« All articles from this issue
Democratization and the Mass Media in Europe and Asia, Vol. 8 - 2001, No. 4
Imitative Revolutions: Changes in the Media and Journalism in East-Central Europe
The essay examines a decade of changes in the media after the collapse of the socialist system in East-Central Europe. A unique transformation from socialism to capitalism makes traditional middle-range evolutionary theories of modernisation and (post)modern detraditionalisation - inadequate to grasp the substance of the inordinate changes in the (former) Second World. Instead, an attempt is made to apply Gabriel Tarde's theory of imitation based on the triad consisting of innovation, imitation, and opposition.

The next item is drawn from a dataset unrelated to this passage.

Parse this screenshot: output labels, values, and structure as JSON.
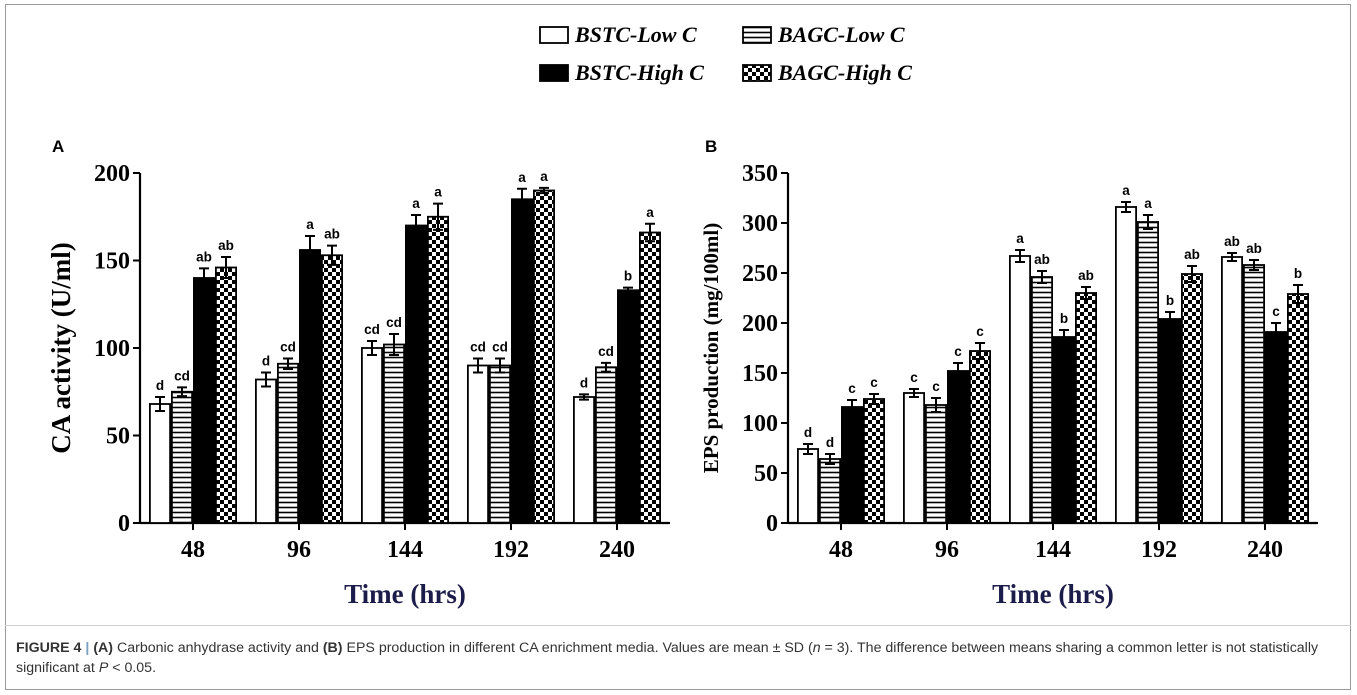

Tarde's theory of imitation as a general law of development seems to offer a valid explanation of these (r)evolutionary changes because it transcends the division between dependency and diffusionist modernisation theories, and identifies communication (technology) as particularly important on both accounts. Several oppositional tendencies in the ECE countries are identified which are, in different degrees, spread throughout the region and reflect the imitative nature of the new systems. The imitative tendencies are clustered in two broader groups: (1) those imitating external environment, primarily Western Europe and the USA, which comprise denationalisation and privatisation, commercialisation, inter- or transnationalisation, and cross-fertilisation; and (2) those imitating the past, i.e. the former system of state socialism: renationalisation, and nationalistic and religious exclusivism.